In order to convey information in a succinct from the audit report has become extremely formalized group of phrases, each of which has special significance. Any deviation from the standard format is regarded by an accountant as being significant and may provide important extra data.

The possibilities are as follows:

  1. an unqualified audit report
  2. a modified audit report which required an audit qualification
  3. a modified audit report which, although the opinion is unqualified, may require additional detail emphasizing particular matters contained within the financial statements.

IFAC has issued ISA 700 The Auditor’s Report on Financial Statements in order to reduce the differences which previously existed in the method of reporting so that shareholders and other users of financial statements could grasp more easily the standardized message which the auditor is intending to convey.

It is important that you recall from your earlier studies that auditors do not ‘guarantee’ or ‘certify’ that financial statements are ‘correct’, they express opinions on the matters required by ISA 700 i.e.

  1. Whether they give a true and fair view
  2. Whether they are properly prepared in accordance with the financial reporting framework.

Where appropriate, the auditor will also report whether the financial statements comply with relevant local statutory requirements such as the companies Act Cap 486

As an alternative to the phrase ‘true and fair view’ the auditor may report that the financial statements are ‘presented fairly in all material respects’. These two expressions are equivalent and emphasize that the auditor is only concerned with material items.

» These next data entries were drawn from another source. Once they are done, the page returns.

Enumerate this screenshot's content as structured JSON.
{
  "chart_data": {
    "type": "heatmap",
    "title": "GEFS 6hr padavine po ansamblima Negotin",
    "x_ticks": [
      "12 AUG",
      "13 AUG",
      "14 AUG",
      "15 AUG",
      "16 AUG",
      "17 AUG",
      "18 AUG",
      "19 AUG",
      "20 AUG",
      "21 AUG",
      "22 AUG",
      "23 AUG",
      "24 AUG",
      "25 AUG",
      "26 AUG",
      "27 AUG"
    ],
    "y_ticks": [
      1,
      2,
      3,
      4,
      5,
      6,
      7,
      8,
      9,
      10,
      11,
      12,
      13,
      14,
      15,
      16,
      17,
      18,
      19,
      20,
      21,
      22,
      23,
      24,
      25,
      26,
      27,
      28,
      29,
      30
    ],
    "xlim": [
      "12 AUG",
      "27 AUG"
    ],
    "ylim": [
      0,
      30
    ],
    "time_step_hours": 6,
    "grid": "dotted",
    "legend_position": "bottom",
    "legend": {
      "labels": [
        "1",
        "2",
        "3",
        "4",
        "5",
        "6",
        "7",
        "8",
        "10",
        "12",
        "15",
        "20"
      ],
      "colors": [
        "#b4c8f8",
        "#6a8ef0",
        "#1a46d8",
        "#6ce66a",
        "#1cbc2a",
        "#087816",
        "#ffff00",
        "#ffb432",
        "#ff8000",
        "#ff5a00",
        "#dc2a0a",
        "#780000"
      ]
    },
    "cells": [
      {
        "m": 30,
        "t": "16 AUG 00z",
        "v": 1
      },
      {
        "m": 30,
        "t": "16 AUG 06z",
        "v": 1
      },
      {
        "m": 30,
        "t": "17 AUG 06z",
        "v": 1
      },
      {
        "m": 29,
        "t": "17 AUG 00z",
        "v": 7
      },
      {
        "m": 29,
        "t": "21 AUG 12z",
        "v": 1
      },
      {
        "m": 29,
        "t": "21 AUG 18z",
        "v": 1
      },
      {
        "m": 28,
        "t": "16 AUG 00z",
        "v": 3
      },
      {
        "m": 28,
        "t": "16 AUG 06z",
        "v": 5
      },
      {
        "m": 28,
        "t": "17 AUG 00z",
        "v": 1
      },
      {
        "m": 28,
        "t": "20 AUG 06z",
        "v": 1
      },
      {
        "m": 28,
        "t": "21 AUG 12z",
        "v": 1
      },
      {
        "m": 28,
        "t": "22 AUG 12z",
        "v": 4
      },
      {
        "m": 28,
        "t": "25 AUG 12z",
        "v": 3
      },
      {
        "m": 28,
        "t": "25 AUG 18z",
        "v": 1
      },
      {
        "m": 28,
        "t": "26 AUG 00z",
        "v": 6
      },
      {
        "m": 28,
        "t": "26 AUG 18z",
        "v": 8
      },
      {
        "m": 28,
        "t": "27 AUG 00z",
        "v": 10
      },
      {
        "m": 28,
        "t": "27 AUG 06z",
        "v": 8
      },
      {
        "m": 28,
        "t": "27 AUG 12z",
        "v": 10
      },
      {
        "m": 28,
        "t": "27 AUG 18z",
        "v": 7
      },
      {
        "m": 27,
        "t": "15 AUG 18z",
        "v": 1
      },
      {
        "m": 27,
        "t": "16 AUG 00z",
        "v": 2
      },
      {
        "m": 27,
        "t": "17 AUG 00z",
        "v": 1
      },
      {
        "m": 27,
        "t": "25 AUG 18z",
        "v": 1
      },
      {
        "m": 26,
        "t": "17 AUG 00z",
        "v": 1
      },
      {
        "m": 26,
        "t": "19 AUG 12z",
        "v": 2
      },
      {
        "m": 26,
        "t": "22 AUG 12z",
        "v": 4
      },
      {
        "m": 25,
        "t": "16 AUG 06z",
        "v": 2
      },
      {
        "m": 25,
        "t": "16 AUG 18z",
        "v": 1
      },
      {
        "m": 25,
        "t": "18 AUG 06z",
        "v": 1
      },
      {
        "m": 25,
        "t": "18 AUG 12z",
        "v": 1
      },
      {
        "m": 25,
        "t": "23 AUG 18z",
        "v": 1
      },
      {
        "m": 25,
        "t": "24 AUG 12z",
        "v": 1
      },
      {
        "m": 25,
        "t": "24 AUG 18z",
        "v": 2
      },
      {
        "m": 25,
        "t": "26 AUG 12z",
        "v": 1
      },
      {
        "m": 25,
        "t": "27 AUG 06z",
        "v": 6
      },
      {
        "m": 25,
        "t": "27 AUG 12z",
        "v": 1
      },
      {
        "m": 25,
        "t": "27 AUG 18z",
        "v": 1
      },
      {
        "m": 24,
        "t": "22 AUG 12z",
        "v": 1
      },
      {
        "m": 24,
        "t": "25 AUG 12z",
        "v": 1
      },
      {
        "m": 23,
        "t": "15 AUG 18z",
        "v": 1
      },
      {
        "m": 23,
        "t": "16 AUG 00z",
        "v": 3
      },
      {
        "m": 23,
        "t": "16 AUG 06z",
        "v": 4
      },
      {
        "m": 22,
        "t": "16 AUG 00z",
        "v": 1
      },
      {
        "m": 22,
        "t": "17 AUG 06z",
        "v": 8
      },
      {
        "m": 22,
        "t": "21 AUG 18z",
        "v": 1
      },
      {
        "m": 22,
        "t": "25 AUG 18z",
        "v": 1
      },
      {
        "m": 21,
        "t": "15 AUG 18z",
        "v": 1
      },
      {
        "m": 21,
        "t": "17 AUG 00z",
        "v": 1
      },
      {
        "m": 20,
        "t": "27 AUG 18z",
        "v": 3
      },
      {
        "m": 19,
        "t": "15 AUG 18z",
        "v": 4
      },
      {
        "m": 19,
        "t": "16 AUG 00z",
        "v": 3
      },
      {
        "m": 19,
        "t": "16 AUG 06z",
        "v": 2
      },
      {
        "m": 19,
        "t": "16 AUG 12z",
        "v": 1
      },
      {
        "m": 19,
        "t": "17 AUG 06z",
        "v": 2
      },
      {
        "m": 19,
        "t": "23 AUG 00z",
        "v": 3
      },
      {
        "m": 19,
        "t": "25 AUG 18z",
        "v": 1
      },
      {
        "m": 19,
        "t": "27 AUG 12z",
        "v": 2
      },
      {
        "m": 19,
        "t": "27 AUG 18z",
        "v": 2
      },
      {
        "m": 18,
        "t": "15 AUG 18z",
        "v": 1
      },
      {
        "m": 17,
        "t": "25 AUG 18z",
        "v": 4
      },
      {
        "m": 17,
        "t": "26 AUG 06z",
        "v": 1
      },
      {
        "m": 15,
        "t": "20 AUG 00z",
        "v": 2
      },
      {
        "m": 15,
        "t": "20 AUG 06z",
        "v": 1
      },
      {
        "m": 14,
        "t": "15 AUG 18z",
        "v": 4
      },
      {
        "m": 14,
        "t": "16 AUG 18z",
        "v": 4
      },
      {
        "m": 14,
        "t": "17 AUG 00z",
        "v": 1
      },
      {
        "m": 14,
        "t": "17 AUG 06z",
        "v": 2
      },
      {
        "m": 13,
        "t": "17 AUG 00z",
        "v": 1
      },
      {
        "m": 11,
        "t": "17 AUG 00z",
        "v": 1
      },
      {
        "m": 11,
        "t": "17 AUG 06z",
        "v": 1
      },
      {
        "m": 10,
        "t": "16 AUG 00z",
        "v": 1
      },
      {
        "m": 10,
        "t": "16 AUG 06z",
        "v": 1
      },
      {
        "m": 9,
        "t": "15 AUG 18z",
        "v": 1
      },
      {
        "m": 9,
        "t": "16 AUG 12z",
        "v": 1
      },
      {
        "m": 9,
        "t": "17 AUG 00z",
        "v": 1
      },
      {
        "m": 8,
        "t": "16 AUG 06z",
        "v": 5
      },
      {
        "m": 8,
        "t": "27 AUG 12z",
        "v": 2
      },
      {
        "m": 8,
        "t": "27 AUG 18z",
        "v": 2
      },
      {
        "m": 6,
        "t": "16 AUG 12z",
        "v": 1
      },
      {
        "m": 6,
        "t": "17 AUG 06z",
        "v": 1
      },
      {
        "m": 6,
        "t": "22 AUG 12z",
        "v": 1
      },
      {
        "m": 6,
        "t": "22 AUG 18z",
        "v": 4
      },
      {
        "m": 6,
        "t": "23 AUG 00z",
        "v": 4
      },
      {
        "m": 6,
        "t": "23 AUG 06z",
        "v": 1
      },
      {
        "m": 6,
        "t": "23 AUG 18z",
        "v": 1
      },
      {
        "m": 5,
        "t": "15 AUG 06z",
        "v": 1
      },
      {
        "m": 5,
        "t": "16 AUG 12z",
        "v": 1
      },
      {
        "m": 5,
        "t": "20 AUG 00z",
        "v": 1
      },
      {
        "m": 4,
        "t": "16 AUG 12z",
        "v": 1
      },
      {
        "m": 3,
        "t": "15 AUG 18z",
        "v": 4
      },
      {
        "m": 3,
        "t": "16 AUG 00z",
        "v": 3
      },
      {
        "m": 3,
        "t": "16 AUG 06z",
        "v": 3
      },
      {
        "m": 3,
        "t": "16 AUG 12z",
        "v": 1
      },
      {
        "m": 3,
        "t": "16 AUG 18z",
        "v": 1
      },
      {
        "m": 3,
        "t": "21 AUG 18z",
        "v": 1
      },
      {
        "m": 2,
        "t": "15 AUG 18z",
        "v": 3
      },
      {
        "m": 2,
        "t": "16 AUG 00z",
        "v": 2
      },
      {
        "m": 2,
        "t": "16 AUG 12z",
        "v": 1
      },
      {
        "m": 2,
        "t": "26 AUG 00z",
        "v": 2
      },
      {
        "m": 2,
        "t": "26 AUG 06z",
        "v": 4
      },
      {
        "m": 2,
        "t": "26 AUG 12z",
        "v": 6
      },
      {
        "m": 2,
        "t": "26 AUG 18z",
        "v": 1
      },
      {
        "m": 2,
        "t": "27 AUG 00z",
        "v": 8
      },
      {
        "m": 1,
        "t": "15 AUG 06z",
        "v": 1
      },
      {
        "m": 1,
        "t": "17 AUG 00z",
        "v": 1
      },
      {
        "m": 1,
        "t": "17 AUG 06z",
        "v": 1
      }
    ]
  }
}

The content of the auditor's report is governed by the Companies Act, Seventh Schedule to

The Companies Act and the ISA 700, The Auditor’s Report on Financial Statements

The Companies Act lays down no specific requirements as to the wording to be used in the audit report so long as all the matters as mentioned in the Seventh Schedule are specifically mentioned in the auditor's report. The auditing standard seeks to provide guidance on the form of wording that is acceptable.

The auditing standard requires the auditor to:

a) Identify those to whom his report is addressed i.e. the members of the company;

b) The auditor should identify the financial statements on which he is reporting, this is done by numbering the pages of the accounts;

c) The auditor should refer expressly to whether the financial statements have been audited in accordance with the approved auditing standards;

d) The auditors must state expressly whether in their opinion the financial statements give a true and fair view of the state of affairs, profit and loss, and where applicable source and application of funds;

e) The auditor should refer expressly to any matters described by relevant legislation or any other requirements.